On another site, someone asked about proving that
$$ \int_{0}^{1} \frac{\ln^{n}x}{(1-x)^{m}} \, dx = (-1)^{n+m-1} \frac{n!}{(m-1)!} \sum_{j=1}^{m-1} (-1)^{j} s (m-1,j) \zeta(n+1-j), \tag{1} $$
where $n, m \in \mathbb{N}$, $n \ge m$, $m \ge 2$, and $s(m-1,j)$ are the Stirling numbers of the first kind.

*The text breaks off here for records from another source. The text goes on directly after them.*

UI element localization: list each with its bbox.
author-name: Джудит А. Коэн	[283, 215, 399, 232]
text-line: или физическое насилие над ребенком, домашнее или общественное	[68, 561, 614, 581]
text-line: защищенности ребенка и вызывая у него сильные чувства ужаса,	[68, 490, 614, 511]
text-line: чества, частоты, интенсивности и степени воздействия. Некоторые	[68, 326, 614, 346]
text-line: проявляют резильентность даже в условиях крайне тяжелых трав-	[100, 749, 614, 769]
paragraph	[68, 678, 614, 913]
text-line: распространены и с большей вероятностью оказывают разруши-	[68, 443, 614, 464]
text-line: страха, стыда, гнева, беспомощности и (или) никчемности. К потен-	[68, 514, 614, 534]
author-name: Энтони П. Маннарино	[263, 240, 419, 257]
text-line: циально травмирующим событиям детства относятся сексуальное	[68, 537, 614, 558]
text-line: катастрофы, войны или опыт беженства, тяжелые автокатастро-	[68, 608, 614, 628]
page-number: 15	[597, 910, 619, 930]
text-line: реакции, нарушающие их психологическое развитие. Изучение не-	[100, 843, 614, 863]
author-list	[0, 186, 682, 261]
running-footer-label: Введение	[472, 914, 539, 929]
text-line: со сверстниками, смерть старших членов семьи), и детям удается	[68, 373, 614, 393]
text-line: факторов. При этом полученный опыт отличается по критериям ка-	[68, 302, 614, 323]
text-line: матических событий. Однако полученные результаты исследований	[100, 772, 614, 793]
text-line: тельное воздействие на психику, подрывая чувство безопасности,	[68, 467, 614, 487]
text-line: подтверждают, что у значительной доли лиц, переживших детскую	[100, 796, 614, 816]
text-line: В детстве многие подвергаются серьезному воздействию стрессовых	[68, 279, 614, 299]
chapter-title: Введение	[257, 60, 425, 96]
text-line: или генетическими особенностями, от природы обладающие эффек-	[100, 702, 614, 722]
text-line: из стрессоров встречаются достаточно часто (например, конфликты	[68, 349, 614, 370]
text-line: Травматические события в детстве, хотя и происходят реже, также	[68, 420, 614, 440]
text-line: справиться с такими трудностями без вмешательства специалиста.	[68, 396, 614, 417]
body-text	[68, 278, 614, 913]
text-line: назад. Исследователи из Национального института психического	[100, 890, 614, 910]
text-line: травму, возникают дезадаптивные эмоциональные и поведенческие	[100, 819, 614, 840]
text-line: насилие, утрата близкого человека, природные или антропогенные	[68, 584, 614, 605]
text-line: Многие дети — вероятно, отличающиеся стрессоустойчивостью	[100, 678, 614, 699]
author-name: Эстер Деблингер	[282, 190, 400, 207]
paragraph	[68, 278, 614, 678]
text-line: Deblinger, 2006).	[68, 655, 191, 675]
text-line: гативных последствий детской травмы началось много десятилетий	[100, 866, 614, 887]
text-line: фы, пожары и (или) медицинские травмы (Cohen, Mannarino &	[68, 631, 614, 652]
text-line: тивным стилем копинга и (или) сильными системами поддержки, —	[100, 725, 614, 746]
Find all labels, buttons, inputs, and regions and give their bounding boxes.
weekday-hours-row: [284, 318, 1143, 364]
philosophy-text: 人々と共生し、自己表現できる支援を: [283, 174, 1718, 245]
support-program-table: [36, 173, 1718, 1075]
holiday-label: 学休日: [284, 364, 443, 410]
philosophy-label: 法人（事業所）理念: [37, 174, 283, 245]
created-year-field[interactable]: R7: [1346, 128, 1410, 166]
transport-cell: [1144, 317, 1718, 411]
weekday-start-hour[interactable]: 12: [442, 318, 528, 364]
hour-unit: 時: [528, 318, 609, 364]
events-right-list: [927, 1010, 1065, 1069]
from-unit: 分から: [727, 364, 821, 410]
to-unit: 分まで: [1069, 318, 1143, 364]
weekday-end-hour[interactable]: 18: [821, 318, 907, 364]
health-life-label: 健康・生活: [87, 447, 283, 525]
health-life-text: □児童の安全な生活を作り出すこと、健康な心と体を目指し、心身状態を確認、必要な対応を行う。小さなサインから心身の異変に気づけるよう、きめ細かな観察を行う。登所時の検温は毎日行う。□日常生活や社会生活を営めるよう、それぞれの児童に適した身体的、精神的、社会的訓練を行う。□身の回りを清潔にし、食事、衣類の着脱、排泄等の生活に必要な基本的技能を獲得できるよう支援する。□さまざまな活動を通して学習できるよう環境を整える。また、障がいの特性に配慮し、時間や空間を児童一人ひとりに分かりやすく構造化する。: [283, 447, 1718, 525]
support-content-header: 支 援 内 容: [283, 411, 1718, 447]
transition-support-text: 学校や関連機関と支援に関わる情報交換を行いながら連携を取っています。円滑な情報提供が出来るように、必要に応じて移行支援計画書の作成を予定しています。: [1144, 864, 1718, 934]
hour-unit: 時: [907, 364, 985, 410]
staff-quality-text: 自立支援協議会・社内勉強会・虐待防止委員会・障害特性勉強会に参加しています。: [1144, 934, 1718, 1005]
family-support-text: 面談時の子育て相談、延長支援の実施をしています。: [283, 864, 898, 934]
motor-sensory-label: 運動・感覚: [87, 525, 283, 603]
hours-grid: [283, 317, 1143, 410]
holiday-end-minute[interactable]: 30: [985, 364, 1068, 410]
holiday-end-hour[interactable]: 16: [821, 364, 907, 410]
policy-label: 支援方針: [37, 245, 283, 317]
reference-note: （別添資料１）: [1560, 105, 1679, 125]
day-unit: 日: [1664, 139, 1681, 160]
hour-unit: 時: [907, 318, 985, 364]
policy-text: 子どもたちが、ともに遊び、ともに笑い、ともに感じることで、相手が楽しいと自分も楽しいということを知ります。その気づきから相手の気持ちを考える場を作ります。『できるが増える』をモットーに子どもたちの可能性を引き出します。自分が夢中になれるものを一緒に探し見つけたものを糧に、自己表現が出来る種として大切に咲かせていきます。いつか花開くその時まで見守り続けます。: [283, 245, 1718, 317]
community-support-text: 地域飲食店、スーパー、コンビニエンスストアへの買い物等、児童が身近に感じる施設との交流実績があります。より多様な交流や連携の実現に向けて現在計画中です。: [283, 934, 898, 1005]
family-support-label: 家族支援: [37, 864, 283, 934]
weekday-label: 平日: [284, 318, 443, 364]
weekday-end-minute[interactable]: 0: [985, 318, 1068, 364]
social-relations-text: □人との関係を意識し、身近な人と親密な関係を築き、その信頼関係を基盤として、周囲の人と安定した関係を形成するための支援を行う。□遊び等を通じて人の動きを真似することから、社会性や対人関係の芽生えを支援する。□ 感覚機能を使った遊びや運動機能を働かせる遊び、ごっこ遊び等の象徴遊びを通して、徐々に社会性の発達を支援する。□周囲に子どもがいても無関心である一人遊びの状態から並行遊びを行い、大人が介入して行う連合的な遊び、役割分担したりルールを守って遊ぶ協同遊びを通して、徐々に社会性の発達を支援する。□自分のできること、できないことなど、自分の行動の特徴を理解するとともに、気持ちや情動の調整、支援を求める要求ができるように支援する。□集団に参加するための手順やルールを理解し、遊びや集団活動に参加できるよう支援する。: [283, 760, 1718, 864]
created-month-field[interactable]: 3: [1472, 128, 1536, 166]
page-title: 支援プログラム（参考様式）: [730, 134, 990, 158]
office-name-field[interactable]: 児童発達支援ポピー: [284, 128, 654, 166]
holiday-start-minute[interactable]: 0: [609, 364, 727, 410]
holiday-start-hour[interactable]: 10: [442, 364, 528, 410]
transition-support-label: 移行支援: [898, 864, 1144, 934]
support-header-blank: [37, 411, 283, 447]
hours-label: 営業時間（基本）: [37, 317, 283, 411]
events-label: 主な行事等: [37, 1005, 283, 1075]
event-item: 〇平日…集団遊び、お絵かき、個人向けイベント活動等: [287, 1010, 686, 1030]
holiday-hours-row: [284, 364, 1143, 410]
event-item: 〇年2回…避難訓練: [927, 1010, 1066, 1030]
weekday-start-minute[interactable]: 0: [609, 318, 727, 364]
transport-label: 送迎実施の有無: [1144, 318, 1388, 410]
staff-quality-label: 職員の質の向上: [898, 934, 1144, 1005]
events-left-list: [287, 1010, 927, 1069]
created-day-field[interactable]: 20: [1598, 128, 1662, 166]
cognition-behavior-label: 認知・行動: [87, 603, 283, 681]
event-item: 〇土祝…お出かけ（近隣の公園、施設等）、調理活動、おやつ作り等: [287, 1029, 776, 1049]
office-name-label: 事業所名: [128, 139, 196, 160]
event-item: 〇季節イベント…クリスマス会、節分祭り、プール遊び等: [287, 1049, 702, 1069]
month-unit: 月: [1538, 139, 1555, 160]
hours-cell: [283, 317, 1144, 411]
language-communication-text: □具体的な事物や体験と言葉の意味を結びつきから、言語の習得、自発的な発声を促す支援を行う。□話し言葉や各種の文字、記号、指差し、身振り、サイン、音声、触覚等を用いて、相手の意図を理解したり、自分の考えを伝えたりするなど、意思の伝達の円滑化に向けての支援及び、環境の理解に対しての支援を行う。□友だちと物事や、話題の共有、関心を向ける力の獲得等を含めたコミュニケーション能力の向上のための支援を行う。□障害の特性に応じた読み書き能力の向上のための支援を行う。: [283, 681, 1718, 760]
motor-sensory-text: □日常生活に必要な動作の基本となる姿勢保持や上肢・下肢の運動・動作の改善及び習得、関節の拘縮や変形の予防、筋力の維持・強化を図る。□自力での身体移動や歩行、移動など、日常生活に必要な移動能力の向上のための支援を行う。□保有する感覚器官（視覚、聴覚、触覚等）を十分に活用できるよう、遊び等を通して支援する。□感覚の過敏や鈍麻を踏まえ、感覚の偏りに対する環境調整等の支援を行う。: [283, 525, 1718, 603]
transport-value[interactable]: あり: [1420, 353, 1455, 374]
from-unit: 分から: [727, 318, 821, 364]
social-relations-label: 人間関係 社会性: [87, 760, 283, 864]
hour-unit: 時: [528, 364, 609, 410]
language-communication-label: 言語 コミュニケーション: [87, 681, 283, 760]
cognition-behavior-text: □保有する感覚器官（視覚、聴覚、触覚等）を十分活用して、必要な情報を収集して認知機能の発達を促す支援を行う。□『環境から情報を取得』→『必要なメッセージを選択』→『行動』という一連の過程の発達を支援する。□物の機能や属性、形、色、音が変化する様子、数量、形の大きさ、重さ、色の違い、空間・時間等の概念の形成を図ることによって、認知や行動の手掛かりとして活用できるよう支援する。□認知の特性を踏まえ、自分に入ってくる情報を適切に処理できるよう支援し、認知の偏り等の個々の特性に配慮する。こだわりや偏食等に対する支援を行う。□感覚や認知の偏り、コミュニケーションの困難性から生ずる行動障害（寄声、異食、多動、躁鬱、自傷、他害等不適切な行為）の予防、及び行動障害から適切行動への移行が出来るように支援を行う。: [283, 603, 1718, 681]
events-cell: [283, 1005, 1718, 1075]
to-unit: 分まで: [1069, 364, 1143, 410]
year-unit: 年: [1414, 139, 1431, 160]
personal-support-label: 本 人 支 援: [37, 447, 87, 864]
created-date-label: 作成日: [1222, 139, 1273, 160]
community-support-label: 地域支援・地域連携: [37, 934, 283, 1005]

My attempt at proving $(1)$:
$$ \begin{align}\int_{0}^{1} \frac{\ln^{n}x}{(1-x)^{m}} \, dx &= \frac{1}{(m-1)!} \int_{0}^{1} \ln^{n} x \sum_{k=m-1}^{\infty} k(k-1) \cdots (k-m+2) \ x^{k-m+1} \ dx \\ &= \frac{1}{(m-1)!} \sum_{k=m-1}^{\infty} k(k-1) \cdots (k-m+2) \int_{0}^{1} x^{k-m+1} \ln^{n} x \, dx \\ &= \frac{1}{(m-1)!} \sum_{k=m-1}^{\infty} k(k-1) \cdots (k-m+2) \frac{(-1)^{n} n!}{(k-m+2)^{n+1}}\\ &= \frac{1}{(m-1)!} \sum_{k=m-1}^{\infty} \sum_{j=0}^{m-1} s(m-1,j) \ k^{j} \ \frac{(-1)^{n} n!}{(k-m+2)^{n+1}} \\ &= (-1)^{n} \frac{n!}{(m-1)!} \sum_{j=0}^{m-1} s(m-1,j) \sum_{k=m-1}^{\infty} \frac{k^{j}}{(k-m+2)^{n+1}} \end{align} $$
But I don't quite see how the last line is equivalent to the right side of $(1)$. (Wolfram Alpha does say they are equivalent for at least a few particular values of $m$ and $n$.)
Substitute $x=e^{-t}$ and get that the integral is equal to
$$(-1)^n \int_0^{\infty} dt \, e^{-t} \frac{t^n}{(1-e^{-t})^m} $$
Now use the expansion
$$(1-y)^{-m} = \sum_{k=0}^{\infty} \binom{m+k-1}{k} y^k$$
and reverse the order of summation and integration to get
$$\sum_{k=0}^{\infty} \binom{m+k-1}{k} \int_0^{\infty} dt \, t^n \, e^{-(k+1) t}$$
I then get as the value of the integral:
$$\int_0^1 dx \, \frac{\ln^n{x}}{(1-x)^m} = (-1)^n\, n!\, \sum_{k=0}^{\infty} \binom{m+k-1}{k} \frac{1}{(k+1)^{n+1}}$$
Note that when $m=0$, the sum reduces to $1$; every term in the sum save that at $k=0$ is zero.
Note also that this sum gives you the ability to express the integral in terms of a Riemann zeta function for various values of $m$, which will provide the Stirling coefficients.